Милдрэд перевела дыхание.
– Надеюсь, вы понимаете, что у меня и в мыслях не было убивать вашего дражайшего племянника?
– Не знаю, не знаю. Гибель наследника престола многим бы сейчас была выгодна.
У него было суровое лицо, и Милдрэд заподозрила, что он говорит серьезно. Но едва она попыталась сказать что-то в свое оправдание, как он поднял руку, заставив ее умолкнуть.

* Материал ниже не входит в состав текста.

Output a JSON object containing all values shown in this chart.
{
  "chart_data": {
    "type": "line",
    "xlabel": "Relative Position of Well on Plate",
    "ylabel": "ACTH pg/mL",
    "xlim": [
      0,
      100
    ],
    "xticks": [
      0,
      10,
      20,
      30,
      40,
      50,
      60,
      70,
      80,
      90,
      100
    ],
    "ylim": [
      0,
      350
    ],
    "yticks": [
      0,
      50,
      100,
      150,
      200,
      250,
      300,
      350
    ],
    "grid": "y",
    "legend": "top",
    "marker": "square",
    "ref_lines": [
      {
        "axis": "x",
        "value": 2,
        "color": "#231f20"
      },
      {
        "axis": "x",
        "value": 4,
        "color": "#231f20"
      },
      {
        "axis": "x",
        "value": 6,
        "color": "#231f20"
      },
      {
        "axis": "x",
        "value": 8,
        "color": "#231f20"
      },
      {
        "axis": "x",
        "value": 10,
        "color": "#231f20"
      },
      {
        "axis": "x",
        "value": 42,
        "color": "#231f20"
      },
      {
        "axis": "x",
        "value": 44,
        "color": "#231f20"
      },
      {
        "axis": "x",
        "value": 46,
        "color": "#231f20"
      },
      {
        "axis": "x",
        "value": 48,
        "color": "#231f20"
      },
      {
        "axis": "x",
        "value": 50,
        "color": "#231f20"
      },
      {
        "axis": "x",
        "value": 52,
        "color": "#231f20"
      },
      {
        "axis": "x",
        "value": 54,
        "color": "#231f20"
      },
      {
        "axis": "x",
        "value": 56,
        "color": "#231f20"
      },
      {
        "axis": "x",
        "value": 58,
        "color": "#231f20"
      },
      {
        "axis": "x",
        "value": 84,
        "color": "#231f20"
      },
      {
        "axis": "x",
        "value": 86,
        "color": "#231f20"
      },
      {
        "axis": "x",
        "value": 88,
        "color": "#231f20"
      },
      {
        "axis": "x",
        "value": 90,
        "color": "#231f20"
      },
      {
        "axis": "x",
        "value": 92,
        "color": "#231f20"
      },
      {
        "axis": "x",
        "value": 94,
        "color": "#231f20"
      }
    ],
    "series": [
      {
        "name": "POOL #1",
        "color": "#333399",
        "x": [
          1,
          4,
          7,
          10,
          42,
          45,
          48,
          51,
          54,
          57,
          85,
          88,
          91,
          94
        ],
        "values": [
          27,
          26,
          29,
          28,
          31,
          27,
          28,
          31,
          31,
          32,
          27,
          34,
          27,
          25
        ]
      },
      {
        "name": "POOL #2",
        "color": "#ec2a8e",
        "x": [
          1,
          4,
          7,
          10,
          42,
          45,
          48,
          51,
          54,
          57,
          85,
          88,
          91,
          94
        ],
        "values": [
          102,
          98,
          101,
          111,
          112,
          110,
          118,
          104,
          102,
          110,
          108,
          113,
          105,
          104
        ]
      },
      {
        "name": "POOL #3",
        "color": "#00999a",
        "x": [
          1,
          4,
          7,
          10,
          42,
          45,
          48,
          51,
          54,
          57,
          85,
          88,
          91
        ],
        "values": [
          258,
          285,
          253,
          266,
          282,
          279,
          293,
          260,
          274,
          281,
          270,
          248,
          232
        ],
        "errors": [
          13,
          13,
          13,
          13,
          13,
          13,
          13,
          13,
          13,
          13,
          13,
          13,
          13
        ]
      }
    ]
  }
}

– Вы соблазняли и очаровывали Юстаса все время, пока находились подле него. Я вызнавал о ваших отношениях у людей принца. Вы приглашали его на танец, не расставались с ним, когда находились на острове Уайт, бежали с ним, покинув свою свиту, среди которой находились и взявшиеся охранять вас тамплиеры. Здесь, в Винчестере, вы также всячески оказывали принцу знаки внимания, гуляли с ним, что видели почти все жители Винчестера и что может засвидетельствовать граф Арундел. Вы добились полного доверия моего племянника, хотя ранее принц никогда не выказывал такого расположения дамам. Наконец, вы уединились с Юстасом во время конной прогулки – в Страстную пятницу, отмечу, когда всем надлежит пребывать в покое и молитве. Кто мог вас заподозрить? Но все же вы попытались размозжить Юстасу голову, когда рядом не оказалось никого из его людей. Все это вынуждает видеть меня в вас ловко подосланную врагами трона убийцу, что бросает на вас и вашу семью тень измены и предательства. Говорите, кому вы служите? Анжуйцам? Ордену Храма? Саксонским мятежникам?